Tontonkely, a new blogger from Antsirabe Vakinankaratra region informs about [13] the unwanted children of a tribe in Antambahoaka:

The people of the tribe in Madagascar Antambahoaka refuse to raise their children if they are twins. For them, raising twins or binoculars is strictly taboo.

This phenomenon has already existed since the sixteenth century and it continues until now.

This results in the killing of some children or abandoning them only to be saved by some good people. The blogger says that the government is not doing anything about it.

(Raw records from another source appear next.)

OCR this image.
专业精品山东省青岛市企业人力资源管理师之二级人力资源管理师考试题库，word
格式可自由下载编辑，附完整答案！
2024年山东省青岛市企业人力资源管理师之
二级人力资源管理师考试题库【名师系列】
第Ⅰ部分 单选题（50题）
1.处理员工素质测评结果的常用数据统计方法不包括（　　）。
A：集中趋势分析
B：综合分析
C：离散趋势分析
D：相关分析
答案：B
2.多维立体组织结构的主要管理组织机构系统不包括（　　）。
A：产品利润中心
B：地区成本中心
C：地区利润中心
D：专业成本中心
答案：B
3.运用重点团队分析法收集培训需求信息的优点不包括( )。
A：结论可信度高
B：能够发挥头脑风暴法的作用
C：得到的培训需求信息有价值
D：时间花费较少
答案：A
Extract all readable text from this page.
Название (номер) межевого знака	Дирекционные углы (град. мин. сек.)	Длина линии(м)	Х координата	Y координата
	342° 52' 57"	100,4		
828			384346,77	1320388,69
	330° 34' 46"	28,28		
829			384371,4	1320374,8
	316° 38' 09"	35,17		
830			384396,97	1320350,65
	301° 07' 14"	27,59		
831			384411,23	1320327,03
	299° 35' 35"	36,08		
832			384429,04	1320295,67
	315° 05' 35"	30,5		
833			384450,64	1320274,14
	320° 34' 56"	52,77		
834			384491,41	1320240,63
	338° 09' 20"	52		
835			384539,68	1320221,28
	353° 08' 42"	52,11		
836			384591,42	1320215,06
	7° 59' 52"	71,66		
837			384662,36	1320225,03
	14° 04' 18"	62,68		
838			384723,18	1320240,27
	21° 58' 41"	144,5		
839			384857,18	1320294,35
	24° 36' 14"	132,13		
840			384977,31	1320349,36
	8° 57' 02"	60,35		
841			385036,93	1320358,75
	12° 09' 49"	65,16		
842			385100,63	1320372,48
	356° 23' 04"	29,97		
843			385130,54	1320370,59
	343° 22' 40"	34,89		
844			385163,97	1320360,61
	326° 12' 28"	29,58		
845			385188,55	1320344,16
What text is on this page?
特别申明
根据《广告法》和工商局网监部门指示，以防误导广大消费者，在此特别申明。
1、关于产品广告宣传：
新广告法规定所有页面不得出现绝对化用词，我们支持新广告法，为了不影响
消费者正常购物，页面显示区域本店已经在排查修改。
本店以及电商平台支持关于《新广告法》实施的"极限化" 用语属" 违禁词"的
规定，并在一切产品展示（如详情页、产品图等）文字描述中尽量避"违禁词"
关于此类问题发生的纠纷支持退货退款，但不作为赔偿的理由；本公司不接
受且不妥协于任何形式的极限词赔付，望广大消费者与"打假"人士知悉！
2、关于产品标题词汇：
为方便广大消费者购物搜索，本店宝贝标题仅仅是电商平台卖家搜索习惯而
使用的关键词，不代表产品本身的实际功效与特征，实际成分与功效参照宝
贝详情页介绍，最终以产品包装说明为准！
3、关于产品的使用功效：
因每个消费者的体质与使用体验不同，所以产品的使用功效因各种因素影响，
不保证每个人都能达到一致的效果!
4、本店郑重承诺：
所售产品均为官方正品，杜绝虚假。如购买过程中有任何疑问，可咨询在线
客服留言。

Luc Andriambahoaka introduces to us [14] an innovative project of promoting cycle Rickshaws and how they are improving the lives of people in Antsirabe:

Due to a situation of chronic poverty in rural areas around Antsirabe, the Region has witnessed a very strong rural exodus. The workers migrate to the city in hopes of finding employment and better income.

The city itself is full of young people whose future is clouded by the low employment opportunity, a lack of employability and living conditions very difficult.

The work of rickshaw pullers becomes an “easy” way to survive and support his family.

Voatandroka insect. Image courtesy Imahaka [15]

Voatandroka insect. Image courtesy Imahaka

Imahaka, a student of the ESSVA school in Antsirabe, has the curiosity to discover the nature and writes about Voatandroka [16], a rare beetle like insect.

Ariniaina highlights [17] those people who live by picking trash.

Stéphane Ramananarivo continues [8] to conduct citizen media workshops to newer communities of Madagsacar.

Preparations for a microblogging workshop. Image courtesy Stephane Ramananarivo [18]

Preparations for a microblogging workshop. Image courtesy Stéphane Ramananarivo

Joan Razafimaharo writes [19] in the project blog:

Last Friday, another workshop took place at APC this time to learn about Social Media which is little known by journalists. Two young bloggers helped Stéphane introduce social networks such as Twitter and Facebook but also WordPress. This was the third workshop of a serie which started back in April 2009. [..]

He is currently training SAVA and DIANA [20] regions bloggers who showed interest in Foko and its successful Blog Club outreach.

Stéphane posts [21] some photos of the microblogging workshop in his blog.